The industrial action will begin at 7 a.m. on Tuesday in most eastern states airports, 3 p.m. in Canberra, 9 a.m. in Cairns and 5 a.m. in Western Australia.
About 3,800 baggage handlers, ground staff and other types of Qantas employees are expected to join the strike, which will also have running work bans to do higher duties or paperwork that could affect flights of the national flag carrier for two days.
The industrial action would be held mostly at the peak morning hours. It will happen at the same time that Qantas engineers will stop working for one hour at the Sydney Airport as part of separate rolling stoppages.
"The union is intentionally disrupting the travel plans of Australians. It is effectively holding passengers to ransom as it seeks pay rises, and attempting to place restrictions on Qantas, in essence, it is trying to run Qantas," Qantas group executive Olivia Wirth said in a statement.

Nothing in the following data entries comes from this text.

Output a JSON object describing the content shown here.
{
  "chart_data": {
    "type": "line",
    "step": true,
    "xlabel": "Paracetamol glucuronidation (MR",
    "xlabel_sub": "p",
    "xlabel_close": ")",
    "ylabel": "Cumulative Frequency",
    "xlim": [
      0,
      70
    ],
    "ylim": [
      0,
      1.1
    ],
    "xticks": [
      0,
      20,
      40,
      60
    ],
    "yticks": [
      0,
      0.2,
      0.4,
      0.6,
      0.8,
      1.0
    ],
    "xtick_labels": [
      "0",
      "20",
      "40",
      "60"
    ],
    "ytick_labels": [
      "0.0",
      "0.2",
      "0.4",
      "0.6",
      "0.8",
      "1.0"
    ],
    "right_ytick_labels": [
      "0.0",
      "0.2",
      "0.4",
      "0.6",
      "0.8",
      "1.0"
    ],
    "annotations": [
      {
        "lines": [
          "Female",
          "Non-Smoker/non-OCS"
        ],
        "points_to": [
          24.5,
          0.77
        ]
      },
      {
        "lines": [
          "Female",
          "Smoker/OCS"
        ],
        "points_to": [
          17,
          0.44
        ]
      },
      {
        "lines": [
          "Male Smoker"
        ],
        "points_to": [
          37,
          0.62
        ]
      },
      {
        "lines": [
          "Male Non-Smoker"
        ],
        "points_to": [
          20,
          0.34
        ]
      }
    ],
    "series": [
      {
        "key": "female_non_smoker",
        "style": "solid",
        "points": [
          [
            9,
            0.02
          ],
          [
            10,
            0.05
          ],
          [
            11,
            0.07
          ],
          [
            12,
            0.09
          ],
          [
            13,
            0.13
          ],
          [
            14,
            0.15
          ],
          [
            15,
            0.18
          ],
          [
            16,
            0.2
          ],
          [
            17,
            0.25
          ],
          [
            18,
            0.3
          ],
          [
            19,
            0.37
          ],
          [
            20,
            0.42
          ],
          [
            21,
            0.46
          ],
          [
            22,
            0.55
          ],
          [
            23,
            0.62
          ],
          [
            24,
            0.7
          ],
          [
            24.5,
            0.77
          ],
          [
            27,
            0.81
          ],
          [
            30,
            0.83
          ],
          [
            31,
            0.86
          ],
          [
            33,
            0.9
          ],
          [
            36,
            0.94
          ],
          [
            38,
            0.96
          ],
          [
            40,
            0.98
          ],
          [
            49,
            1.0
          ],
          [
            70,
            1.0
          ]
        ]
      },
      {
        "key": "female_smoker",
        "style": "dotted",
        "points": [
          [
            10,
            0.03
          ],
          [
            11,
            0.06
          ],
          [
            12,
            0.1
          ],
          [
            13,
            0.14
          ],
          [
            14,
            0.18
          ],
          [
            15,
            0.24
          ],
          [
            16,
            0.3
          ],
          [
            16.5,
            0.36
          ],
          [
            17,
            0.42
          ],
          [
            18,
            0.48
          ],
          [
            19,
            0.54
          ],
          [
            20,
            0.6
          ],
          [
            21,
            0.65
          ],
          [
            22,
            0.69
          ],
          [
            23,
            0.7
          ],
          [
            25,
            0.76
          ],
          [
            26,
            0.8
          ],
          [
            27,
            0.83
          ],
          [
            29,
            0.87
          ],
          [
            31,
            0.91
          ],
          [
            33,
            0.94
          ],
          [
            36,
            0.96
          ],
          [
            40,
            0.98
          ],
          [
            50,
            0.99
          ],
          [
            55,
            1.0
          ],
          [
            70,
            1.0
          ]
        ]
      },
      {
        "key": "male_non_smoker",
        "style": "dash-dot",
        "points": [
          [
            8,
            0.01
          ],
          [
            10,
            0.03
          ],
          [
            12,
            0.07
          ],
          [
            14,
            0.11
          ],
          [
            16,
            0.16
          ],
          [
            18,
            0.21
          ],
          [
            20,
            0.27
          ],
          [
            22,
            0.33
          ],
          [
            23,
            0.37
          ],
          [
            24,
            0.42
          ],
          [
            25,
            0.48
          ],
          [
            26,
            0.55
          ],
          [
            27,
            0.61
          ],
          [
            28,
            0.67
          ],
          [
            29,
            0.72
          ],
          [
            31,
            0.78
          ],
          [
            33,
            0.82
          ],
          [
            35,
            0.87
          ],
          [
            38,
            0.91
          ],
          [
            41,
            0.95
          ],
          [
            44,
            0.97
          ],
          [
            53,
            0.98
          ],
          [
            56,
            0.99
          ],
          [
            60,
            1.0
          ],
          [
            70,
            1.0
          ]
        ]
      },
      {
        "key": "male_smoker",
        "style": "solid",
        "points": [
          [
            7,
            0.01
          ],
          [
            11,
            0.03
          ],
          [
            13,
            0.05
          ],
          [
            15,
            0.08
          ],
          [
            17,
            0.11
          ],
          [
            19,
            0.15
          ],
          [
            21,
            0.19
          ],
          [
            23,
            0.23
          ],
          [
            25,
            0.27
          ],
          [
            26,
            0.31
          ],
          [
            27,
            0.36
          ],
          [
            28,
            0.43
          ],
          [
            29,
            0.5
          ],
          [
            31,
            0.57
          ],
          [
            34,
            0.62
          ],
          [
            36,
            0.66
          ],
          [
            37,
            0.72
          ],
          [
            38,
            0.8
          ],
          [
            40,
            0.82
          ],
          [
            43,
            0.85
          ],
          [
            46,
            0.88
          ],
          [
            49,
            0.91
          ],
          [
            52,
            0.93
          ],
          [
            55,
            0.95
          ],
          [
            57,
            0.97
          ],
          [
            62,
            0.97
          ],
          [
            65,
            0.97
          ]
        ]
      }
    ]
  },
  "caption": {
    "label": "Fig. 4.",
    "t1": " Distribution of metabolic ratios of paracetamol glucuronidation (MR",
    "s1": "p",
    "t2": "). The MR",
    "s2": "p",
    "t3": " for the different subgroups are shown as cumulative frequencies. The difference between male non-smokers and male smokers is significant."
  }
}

She assured travelers that Qantas has contingency plans in place to minimise disruptions to ticket holders, and encouraged the TWU to continue negotiations with the air carrier rather than walk off their jobs.
"TWU members will take this industrial action as Qantas has left them with no choice," TWU lead negotiator Scott Connolly told AFP.
Mr Connolly said that TWU members have been patient and negotiated in good faith, but Qantas frustrated all the union's move to secure members' jobs and decent pay and work conditions. He said that while Qantas logged a yearly profit of $250 million which was double the 2010 profit and awarded Chief Executive Alan Joyce a 71 per cent salary increase to $5 million while stonewalling on the TWU enterprise negotiations.
Ms Wirth said the workers' demand are excessive and unreasonable, and accused TWU of conniving with the pilots' and aircraft engineers' unions to disrupt passenger travel.
The announcement of a strike came out amid reports of Qantas' plans to expand trips to China by launching next year five new carriers in a bid to get a larger cut of the Chinese passenger market.